Unchecked, the trio go too far. The high point of the book is when Elaine just survives to wise-up and walk away. She is still afraid of the insolent demands and threats. But she perceives they are losing their needed scapegoat. Their clamor recedes. They were not 'best friends' not even friends. She is free.

By accident, Elaine learned that narrow suburban minds were behind the 'disciplining'. Mainly, Mrs Smeath, the orthodox mother of Grace was to blame.

After Elaine turns from her father's biological drawings to art, she finds herself producing outré portraits of Mrs Smeath. Conventional morality christens her painting with a flung ink bottle. Elaine is launched on her career.

Elaine was puzzled why she hated the woman so much to fuel this perverse creativity. The point is that childhood is unreflective. A year after her miseries, she has so far forgotten them, that she allows herself to be befriended by Cordelia. Her former peremptory manner is gradually exposed as a lack of responsibility to others or herself.

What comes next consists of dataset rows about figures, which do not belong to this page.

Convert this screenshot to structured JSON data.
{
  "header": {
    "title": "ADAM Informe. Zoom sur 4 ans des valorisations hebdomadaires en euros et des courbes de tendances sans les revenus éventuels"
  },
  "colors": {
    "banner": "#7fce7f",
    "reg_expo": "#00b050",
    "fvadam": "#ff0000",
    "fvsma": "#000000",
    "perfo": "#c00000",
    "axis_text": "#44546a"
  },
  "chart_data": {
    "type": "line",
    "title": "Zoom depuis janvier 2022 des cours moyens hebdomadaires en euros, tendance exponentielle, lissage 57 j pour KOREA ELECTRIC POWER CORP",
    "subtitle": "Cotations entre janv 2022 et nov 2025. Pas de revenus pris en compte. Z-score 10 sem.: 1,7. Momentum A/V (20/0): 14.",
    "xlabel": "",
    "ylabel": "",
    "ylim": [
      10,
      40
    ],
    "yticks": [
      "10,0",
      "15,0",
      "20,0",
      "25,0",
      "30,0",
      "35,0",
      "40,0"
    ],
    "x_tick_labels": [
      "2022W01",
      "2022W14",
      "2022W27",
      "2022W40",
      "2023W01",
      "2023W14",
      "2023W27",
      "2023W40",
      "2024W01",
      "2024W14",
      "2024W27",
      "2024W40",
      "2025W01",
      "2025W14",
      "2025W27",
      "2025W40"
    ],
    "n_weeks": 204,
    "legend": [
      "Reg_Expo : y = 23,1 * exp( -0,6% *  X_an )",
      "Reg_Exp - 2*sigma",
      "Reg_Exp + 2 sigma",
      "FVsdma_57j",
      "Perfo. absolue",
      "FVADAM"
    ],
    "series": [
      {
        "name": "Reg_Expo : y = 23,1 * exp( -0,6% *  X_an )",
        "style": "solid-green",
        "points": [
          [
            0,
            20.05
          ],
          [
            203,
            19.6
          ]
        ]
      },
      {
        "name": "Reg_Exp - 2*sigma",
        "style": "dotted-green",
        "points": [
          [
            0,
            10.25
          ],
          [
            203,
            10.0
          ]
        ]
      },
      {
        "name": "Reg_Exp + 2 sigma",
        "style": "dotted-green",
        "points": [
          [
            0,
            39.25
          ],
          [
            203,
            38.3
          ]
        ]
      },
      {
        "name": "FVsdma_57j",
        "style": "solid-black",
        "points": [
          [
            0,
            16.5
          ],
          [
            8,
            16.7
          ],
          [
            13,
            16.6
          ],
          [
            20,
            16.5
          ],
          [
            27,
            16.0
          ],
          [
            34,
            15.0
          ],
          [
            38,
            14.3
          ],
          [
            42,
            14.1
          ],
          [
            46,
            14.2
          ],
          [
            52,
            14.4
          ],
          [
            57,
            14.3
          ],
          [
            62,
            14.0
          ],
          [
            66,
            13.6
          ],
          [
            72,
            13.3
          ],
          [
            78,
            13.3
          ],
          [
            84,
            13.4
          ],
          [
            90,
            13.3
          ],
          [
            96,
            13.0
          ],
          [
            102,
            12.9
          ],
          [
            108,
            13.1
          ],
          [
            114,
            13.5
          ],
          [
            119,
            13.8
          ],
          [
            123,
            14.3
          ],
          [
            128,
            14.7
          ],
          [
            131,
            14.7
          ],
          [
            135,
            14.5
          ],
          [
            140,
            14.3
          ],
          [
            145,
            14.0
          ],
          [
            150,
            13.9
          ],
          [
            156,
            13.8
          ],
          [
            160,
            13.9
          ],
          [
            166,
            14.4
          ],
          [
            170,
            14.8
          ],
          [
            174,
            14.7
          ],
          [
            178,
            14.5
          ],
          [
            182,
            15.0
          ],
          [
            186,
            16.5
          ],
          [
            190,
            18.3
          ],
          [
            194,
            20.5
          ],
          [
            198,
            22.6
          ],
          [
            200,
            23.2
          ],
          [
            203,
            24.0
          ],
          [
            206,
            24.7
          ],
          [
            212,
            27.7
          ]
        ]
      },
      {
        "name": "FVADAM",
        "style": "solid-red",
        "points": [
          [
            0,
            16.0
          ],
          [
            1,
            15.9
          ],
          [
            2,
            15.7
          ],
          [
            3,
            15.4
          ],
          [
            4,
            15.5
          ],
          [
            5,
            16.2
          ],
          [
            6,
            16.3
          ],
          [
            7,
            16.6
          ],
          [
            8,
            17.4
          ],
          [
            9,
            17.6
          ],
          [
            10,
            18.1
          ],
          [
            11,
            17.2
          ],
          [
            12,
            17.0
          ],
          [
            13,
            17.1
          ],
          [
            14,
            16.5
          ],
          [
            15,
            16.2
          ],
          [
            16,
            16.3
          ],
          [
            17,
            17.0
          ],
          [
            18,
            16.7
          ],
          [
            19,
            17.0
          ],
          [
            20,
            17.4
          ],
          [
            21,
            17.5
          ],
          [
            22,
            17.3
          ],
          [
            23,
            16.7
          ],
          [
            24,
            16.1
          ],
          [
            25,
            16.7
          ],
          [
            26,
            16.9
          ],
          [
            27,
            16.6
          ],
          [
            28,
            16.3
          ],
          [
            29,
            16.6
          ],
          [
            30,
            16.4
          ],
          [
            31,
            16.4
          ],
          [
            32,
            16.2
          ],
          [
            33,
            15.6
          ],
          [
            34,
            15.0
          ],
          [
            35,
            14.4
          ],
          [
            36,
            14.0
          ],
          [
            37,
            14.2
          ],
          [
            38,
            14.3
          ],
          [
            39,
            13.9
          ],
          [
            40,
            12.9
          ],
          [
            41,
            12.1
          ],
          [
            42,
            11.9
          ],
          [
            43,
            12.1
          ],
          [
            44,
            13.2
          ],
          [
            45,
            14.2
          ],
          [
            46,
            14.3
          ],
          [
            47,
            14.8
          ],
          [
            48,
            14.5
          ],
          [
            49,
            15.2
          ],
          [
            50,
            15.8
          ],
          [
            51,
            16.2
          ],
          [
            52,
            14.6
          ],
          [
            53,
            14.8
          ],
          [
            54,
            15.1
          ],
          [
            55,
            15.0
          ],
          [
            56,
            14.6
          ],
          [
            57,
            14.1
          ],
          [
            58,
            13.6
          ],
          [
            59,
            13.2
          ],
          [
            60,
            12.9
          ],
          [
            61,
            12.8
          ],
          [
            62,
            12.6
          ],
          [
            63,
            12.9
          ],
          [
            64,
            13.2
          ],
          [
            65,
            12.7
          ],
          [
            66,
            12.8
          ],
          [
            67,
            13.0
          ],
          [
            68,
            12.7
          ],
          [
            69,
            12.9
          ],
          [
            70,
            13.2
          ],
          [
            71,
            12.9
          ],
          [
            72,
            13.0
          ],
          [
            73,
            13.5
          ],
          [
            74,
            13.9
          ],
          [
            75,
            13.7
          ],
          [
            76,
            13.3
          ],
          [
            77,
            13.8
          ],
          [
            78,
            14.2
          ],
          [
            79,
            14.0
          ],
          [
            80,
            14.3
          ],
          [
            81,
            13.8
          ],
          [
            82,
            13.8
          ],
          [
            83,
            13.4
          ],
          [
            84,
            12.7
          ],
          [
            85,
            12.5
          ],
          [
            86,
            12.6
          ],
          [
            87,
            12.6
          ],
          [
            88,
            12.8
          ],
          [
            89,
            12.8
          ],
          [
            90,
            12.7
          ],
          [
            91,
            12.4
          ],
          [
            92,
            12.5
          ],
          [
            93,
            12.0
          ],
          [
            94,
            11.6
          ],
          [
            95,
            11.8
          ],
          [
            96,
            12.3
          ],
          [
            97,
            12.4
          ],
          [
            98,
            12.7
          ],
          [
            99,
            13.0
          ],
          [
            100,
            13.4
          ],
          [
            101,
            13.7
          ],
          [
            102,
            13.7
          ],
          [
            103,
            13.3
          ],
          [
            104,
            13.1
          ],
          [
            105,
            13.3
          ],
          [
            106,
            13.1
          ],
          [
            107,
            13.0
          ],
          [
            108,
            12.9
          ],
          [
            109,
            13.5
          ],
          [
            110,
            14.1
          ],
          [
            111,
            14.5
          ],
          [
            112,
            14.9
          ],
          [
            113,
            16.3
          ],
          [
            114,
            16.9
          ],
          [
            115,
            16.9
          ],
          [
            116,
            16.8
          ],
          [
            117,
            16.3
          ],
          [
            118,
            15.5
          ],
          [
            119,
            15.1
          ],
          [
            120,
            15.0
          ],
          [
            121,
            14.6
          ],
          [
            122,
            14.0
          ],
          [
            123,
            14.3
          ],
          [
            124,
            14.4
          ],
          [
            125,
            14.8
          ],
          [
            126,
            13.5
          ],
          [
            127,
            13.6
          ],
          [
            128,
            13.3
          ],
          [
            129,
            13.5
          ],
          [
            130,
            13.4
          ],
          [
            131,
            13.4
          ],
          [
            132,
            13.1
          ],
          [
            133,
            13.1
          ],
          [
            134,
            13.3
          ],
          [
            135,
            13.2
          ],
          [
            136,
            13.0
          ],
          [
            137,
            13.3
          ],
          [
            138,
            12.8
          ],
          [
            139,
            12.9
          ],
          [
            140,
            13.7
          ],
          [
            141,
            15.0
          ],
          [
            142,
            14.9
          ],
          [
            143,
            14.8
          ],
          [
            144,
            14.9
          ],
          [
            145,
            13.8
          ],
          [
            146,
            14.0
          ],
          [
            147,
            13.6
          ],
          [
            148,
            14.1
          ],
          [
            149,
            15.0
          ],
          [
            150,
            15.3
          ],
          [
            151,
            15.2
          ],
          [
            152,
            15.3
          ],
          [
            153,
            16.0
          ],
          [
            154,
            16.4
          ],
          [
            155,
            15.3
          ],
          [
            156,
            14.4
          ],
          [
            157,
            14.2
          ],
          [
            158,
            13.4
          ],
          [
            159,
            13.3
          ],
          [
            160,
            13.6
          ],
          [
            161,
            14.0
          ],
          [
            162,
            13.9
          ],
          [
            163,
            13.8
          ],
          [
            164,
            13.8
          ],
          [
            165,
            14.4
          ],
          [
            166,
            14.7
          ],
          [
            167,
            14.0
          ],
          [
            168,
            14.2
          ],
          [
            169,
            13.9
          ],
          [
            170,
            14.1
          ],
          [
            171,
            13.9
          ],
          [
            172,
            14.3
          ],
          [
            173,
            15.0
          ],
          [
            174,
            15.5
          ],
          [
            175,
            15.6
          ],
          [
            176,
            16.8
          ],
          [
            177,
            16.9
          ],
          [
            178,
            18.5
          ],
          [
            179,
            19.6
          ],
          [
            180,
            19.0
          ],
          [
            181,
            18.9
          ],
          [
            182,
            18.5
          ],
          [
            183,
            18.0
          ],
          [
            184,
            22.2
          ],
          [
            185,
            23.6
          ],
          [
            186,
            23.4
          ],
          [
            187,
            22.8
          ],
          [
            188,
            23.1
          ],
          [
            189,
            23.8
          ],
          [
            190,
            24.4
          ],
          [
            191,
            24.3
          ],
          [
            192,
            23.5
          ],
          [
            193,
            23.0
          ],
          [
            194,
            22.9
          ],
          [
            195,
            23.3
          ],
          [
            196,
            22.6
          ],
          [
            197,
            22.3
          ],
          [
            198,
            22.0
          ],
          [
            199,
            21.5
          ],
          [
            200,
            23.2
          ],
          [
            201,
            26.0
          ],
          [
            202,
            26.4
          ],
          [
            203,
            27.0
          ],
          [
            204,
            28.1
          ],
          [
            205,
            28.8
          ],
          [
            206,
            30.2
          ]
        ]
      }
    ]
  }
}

Elaine's unconscious mind is not only the source of spontaneous creativity but of dormant desperation, ready to take over again, should her adult life become as stressed as her childhood.
Of course, this happens, predictably thru an affair and a marriage with two specimens in Atwood's gallery of unattractive manhood.

And Elaine's children feature as inconvenient luggage up steps and thru doorways, in this down-beat solipsist novel.

Elaine's mother reminds her of the hard time her 'friends' gave her. She can exorcise the desperate measures of a harassed nine-year old, still surreptitiously goading her. She may stand-down the defensive hard-case, she became, that, nevertheless, dreaded turning into another Cordelia.